Monitoring of clustered virtual machines (guests) is unreliable with Operations Manager 2007. Instances of Virtual Machine are not monitored without any apparent reason.

Scenario:

 

Having simple wolfpack cluster (implemented thru Microsoft Cluster Services – MSCS) with just a quorum cluster resource group and clustered Virtual Server 2005 R2 (following this guide). Operations Manager 2007 is installed and health service is pushed to every cluster node. Agents are also pushed to every virtual machine (and those computers become agent managed computers). At the end, Server Virtualization Management Pack for Microsoft System Center Operations Manager 2007 is imported after successful installation and deployment of OpsMgr.

 

Following is the list of issues one can observe with such setup:

 

1.       Instance of virtual machine (guest) or instance representing windows computer is NEVER monitored when virtual machine cluster resource group is active on the same cluster node as quorum resource group

2.       Instance of virtual machine (guest) or instance representing windows computer is monitored fine when its adequate cluster resource group is not active on the same cluster node as quorum resource group

3.       Everything works as expected when Server Virtualization MP is not present!

 

Root cause:

 

Based on investigation, all instances that are to be monitored by health service running on the virtual machine agent (guest) are disabled. It appears that Server Virtualization MP has not been designed to work under cluster scenarios, mainly due to the fact of associating Virtual Machine Host with virtual computer (cluster).

 

Possible solution:

 

Let’s quickly review some MP implementation details. Main discovery targets Microsoft.Windows.Server.Computer (and cluster is discovered as instance of Microsoft.Windows.Cluster.VirtualServer where this type extends Windows Server type). This means that discovery executed on cluster nodes is discovering instances of the VMHost while their virtual machines are active on particular node, but it also means that discovery is executed against quorum cluster resource group (virtual computer).

 

As mentioned in “Root cause” section, this is, I believe, where MP author might make a mistake with health modeling, as in fact you do not need to associate quorum with virtual machine group as they are able to coexist independently. I base such comment on the fact that virtual machine resource group will stay online when quorum moves to different cluster node. It also remains fully functional and accessible thru VS Administration Website with name of the physical computer (cluster node) used.

 

Translating this to real life example, having VM1 on node1 and VM2 plus quorum on node2, following seems discovered:

 

·         Instance of VM host for VM1 associated with physical computer 1.

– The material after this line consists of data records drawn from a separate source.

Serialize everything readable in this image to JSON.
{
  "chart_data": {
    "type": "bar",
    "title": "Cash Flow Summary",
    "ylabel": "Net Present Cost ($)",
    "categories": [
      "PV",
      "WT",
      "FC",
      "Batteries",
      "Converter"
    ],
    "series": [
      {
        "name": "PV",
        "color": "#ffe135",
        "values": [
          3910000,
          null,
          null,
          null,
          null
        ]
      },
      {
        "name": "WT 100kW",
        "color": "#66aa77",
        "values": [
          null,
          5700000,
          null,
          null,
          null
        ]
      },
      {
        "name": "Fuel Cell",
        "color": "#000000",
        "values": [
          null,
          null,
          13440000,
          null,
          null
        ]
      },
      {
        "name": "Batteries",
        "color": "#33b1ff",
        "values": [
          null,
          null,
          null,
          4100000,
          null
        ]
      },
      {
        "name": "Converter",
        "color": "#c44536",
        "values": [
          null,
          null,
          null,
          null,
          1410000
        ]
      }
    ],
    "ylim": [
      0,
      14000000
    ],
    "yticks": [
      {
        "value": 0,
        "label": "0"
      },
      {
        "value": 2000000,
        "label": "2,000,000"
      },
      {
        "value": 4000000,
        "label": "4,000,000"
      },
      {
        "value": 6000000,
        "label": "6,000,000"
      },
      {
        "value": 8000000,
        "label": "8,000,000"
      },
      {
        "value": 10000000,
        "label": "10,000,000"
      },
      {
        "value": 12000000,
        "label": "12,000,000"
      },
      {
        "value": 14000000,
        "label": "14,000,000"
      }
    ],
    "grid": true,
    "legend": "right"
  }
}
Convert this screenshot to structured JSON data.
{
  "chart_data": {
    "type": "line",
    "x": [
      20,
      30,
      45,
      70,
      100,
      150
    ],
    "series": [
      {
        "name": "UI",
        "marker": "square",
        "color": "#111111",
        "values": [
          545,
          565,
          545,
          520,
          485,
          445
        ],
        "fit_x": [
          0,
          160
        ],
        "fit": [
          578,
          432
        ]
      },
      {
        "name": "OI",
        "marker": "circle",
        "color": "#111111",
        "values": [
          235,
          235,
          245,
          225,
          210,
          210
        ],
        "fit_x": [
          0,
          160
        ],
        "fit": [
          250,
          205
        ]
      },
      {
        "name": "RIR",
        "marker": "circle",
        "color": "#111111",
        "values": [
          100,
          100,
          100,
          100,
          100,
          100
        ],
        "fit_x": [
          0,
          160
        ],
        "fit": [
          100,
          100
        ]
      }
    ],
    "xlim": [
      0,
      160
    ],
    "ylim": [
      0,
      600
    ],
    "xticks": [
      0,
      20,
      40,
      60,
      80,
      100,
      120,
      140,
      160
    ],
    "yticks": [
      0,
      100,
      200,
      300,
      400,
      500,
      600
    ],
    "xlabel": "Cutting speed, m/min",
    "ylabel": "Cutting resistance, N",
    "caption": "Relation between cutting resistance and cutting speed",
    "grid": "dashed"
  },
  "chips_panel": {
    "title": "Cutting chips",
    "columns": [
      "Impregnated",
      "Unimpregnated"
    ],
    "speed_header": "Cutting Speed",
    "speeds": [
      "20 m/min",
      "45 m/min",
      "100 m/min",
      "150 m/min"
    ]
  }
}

·         Instance of VM host for VM2 associated with physical computer 2.

·         Instance of VM host for VM2 associated with virtual computer (cluster = quorum)

 

Investigation revealed that avoiding an association of VM host with virtual computer will fix the issue. This can be done by having DiscoveryPropertyOverride to disable VM host discovery in the context of Microsoft.Windows.Cluster.VirtualServer. (Solution verified while investigating issue.)

 

<DiscoveryPropertyOverride ID="VirtualServer.2005R2.Discovery.Override" Context="Cluster!Microsoft.Windows.Cluster.VirtualServer" Enforced="false" Discovery="VirtualServer!Microsoft.Virtualization.VirtualServer.2005R2.DiscoveryRule" Property="Enabled">

  <Value>false</Value>

</DiscoveryPropertyOverride>

 

Implementing workaround:

 

Really should be as simple as importing attached MP. But I had an environment where following steps had to be taken:

 

1.       Open Operations Console

2.       Go to “Administration” -> ManagementPack

3.       Select “Microsoft Virtualization Reports” -> right click -> delete

4.       Select “Microsoft Virtual Server 2005 R2” -> right click -> delete. If another dependency exist, delete as well (please be careful if such dependency is default MP as diff steps needs to be taken first)

5.       Right click in “Administration” pane -> Import management packs

6.       Add Microsoft.Virtualization.Reports.mp

7.       Add Microsoft.Virtualization.VirtualServer.2005R2.mp

8.       Add attached MP

 

When all management packs are imported at the same time, override is properly applied and such allowed my test environment to work and monitor virtual machines

 

DISCLAIMER:

Please evaluate in your test environment first! As expected, this solution is provided AS-IS, with no warranties and confers no rights. Use is subject to the terms specified at Microsoft.